Enabling Integrity and Compliance Auditing in Blockchain-Based GDPR-Compliant Data Management

Abstract

The General Data Protection Regulation (GDPR) is a European Union (EU) data protection and privacy law. According to the GDPR, the data on a hosting platform must meet semantic consistency and data integrity requirements. Semantic consistency means that the data operation should comply with the GDPR, while data integrity is meant to ensure that the outsourcing data should be intact. The two terms are not interchangeable. For example, if a cloud service provider migrates data to foreign storage nodes without authorization of the data owner, the data integrity requirement of the GDPR is met but the semantic consistency requirement is not.
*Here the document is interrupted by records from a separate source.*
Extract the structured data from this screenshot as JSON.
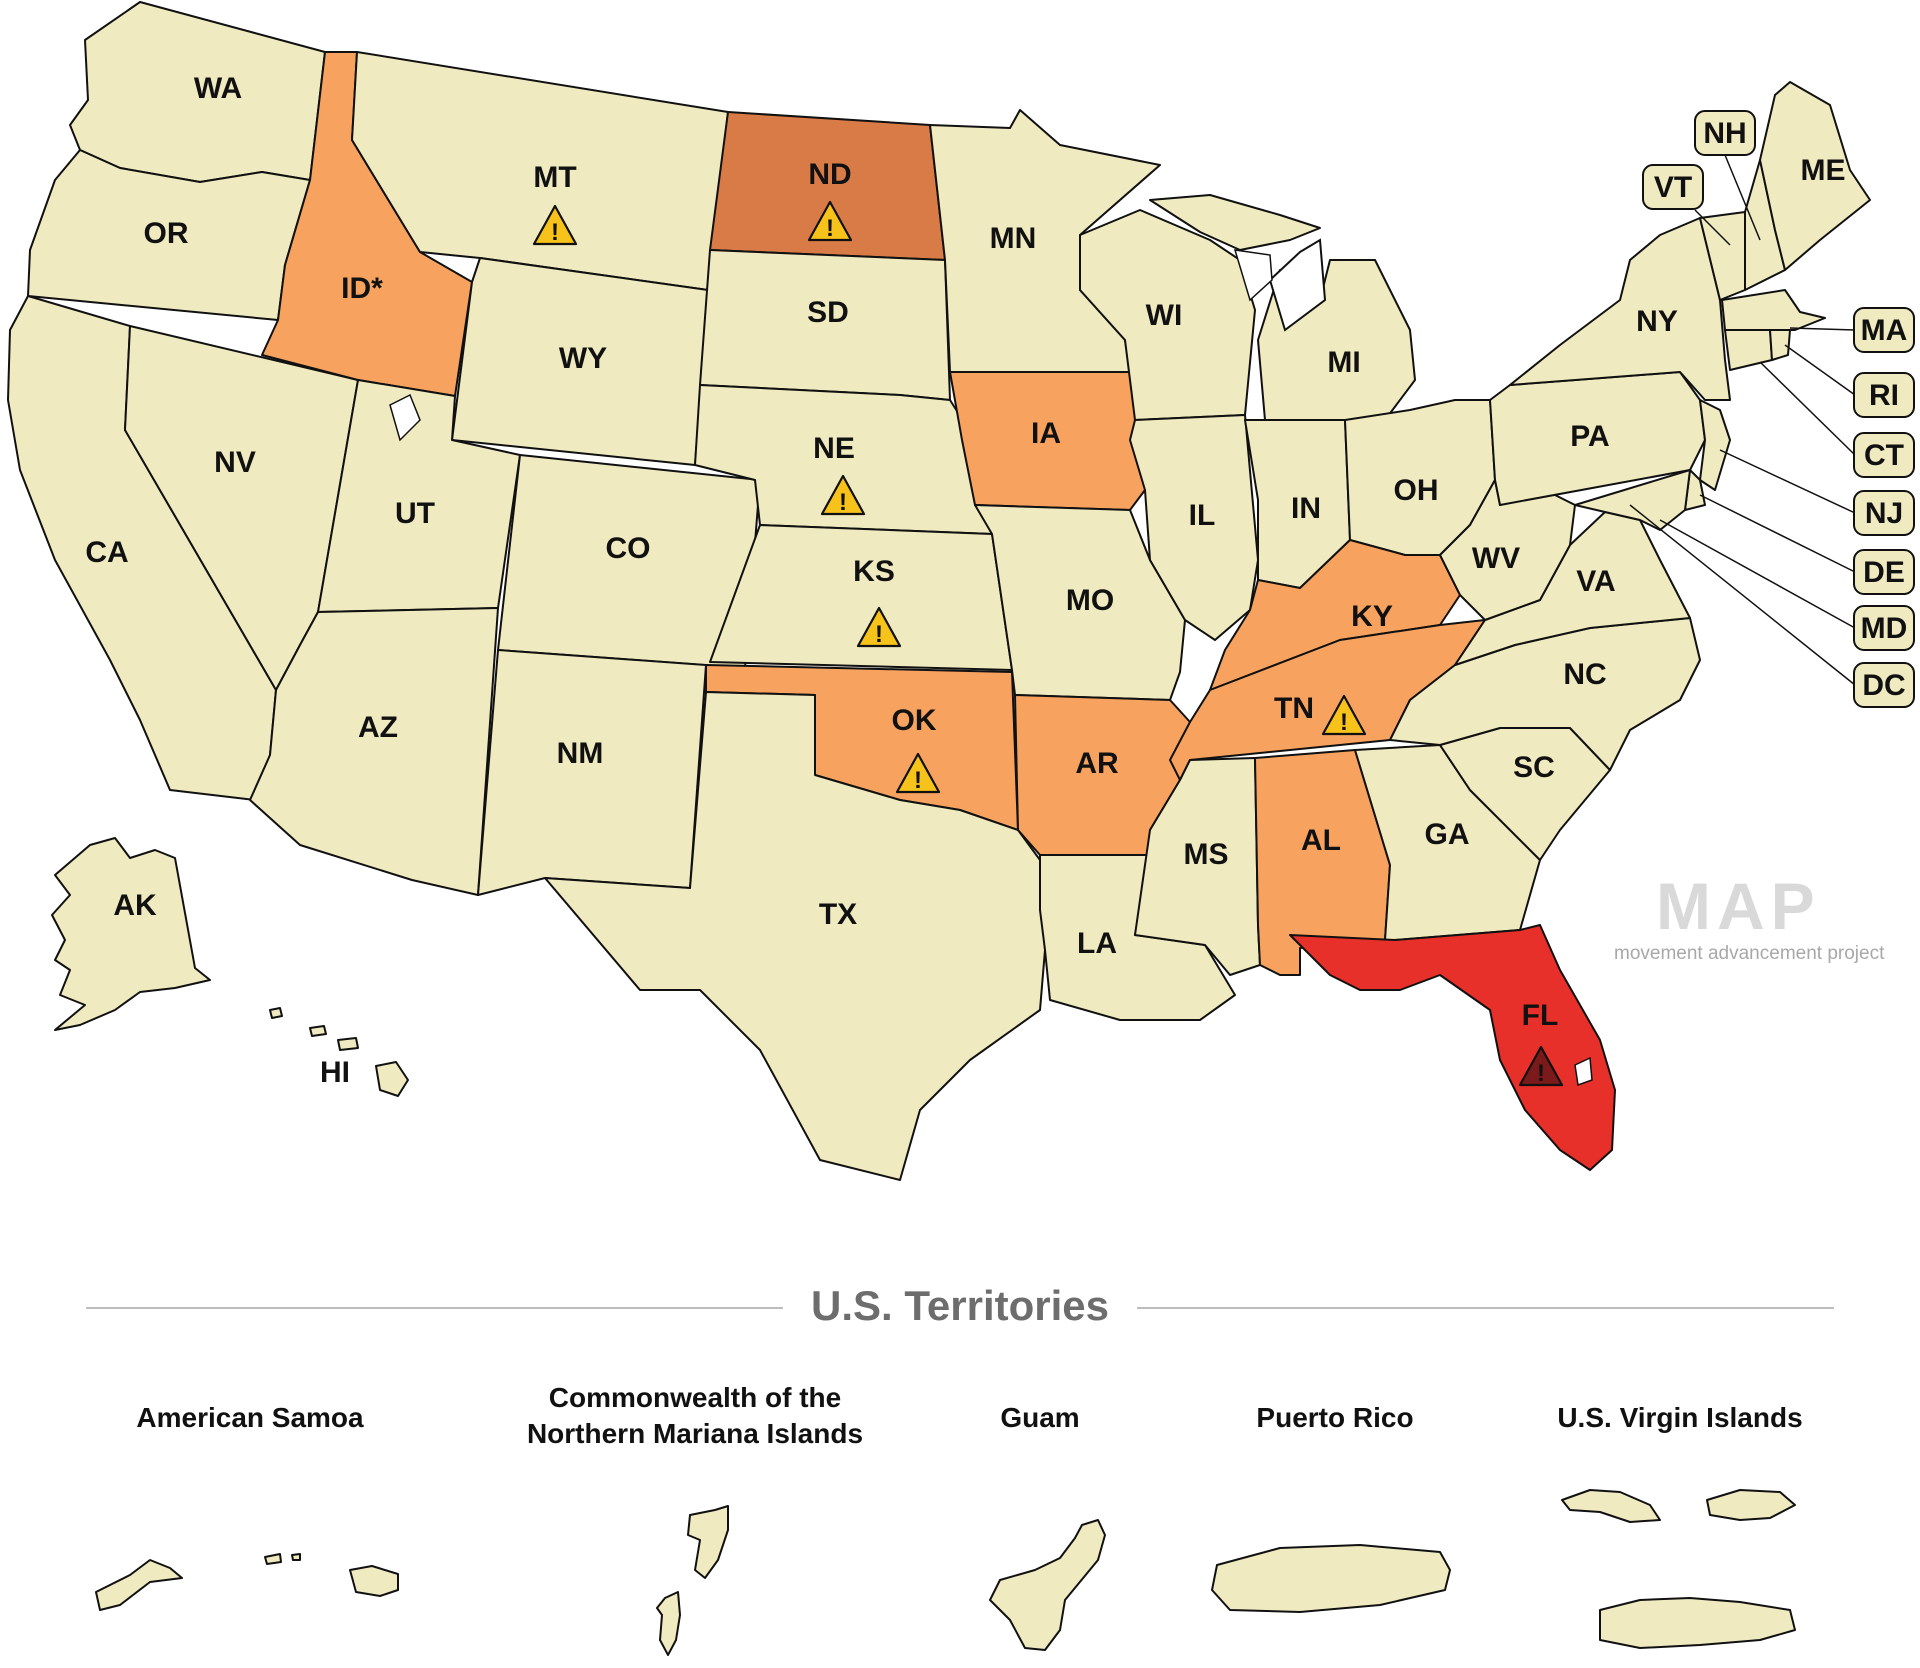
{
  "colors": {
    "neutral": "#f0eac0",
    "light_orange": "#f7a35f",
    "dark_orange": "#d97b46",
    "red": "#e8302a",
    "warning_yellow": "#f7c21a",
    "warning_dark": "#7a1a1a",
    "outline": "#111111",
    "rule": "#bdbdbd",
    "territories_title": "#6d6d6d"
  },
  "states": [
    {
      "abbr": "WA",
      "fill": "neutral"
    },
    {
      "abbr": "OR",
      "fill": "neutral"
    },
    {
      "abbr": "CA",
      "fill": "neutral"
    },
    {
      "abbr": "ID*",
      "fill": "light_orange"
    },
    {
      "abbr": "NV",
      "fill": "neutral"
    },
    {
      "abbr": "MT",
      "fill": "neutral",
      "warning": "yellow"
    },
    {
      "abbr": "WY",
      "fill": "neutral"
    },
    {
      "abbr": "UT",
      "fill": "neutral"
    },
    {
      "abbr": "AZ",
      "fill": "neutral"
    },
    {
      "abbr": "CO",
      "fill": "neutral"
    },
    {
      "abbr": "NM",
      "fill": "neutral"
    },
    {
      "abbr": "ND",
      "fill": "dark_orange",
      "warning": "yellow"
    },
    {
      "abbr": "SD",
      "fill": "neutral"
    },
    {
      "abbr": "NE",
      "fill": "neutral",
      "warning": "yellow"
    },
    {
      "abbr": "KS",
      "fill": "neutral",
      "warning": "yellow"
    },
    {
      "abbr": "OK",
      "fill": "light_orange",
      "warning": "yellow"
    },
    {
      "abbr": "TX",
      "fill": "neutral"
    },
    {
      "abbr": "MN",
      "fill": "neutral"
    },
    {
      "abbr": "IA",
      "fill": "light_orange"
    },
    {
      "abbr": "MO",
      "fill": "neutral"
    },
    {
      "abbr": "AR",
      "fill": "light_orange"
    },
    {
      "abbr": "LA",
      "fill": "neutral"
    },
    {
      "abbr": "WI",
      "fill": "neutral"
    },
    {
      "abbr": "IL",
      "fill": "neutral"
    },
    {
      "abbr": "MI",
      "fill": "neutral"
    },
    {
      "abbr": "IN",
      "fill": "neutral"
    },
    {
      "abbr": "OH",
      "fill": "neutral"
    },
    {
      "abbr": "KY",
      "fill": "light_orange"
    },
    {
      "abbr": "TN",
      "fill": "light_orange",
      "warning": "yellow"
    },
    {
      "abbr": "MS",
      "fill": "neutral"
    },
    {
      "abbr": "AL",
      "fill": "light_orange"
    },
    {
      "abbr": "GA",
      "fill": "neutral"
    },
    {
      "abbr": "FL",
      "fill": "red",
      "warning": "dark"
    },
    {
      "abbr": "SC",
      "fill": "neutral"
    },
    {
      "abbr": "NC",
      "fill": "neutral"
    },
    {
      "abbr": "VA",
      "fill": "neutral"
    },
    {
      "abbr": "WV",
      "fill": "neutral"
    },
    {
      "abbr": "PA",
      "fill": "neutral"
    },
    {
      "abbr": "NY",
      "fill": "neutral"
    },
    {
      "abbr": "ME",
      "fill": "neutral"
    },
    {
      "abbr": "AK",
      "fill": "neutral"
    },
    {
      "abbr": "HI",
      "fill": "neutral"
    }
  ],
  "small_states": [
    {
      "abbr": "NH",
      "fill": "neutral"
    },
    {
      "abbr": "VT",
      "fill": "neutral"
    },
    {
      "abbr": "MA",
      "fill": "neutral"
    },
    {
      "abbr": "RI",
      "fill": "neutral"
    },
    {
      "abbr": "CT",
      "fill": "neutral"
    },
    {
      "abbr": "NJ",
      "fill": "neutral"
    },
    {
      "abbr": "DE",
      "fill": "neutral"
    },
    {
      "abbr": "MD",
      "fill": "neutral"
    },
    {
      "abbr": "DC",
      "fill": "neutral"
    }
  ],
  "logo": {
    "text": "MAP",
    "subtitle": "movement advancement project"
  },
  "territories": {
    "title": "U.S. Territories",
    "items": [
      {
        "name": "American Samoa"
      },
      {
        "name": "Commonwealth of the Northern Mariana Islands"
      },
      {
        "name": "Guam"
      },
      {
        "name": "Puerto Rico"
      },
      {
        "name": "U.S. Virgin Islands"
      }
    ]
  },
  "icons": {
    "warning": "warning-triangle-icon"
  }
}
How to ensure data integrity and compliance is the main challenge for a GDPR-compliant data supervision platform. To achieve this aim, we leverage a blockchain based data management framework to check the data compliance, which can break the black box of the data hosting platform and demonstrate its logic to data owners, allowing for inspection. We propose a new provable data possession (PDP) scheme for the aforementioned framework that can check for semantic consistency and data integrity simultaneously. The verifier does not need to hold any audited data, which can reduce bandwidth usage. The verification result can be regarded as the proof for subsequent data recovery and accountability. Experimental results show higher efficiency of the PDP scheme.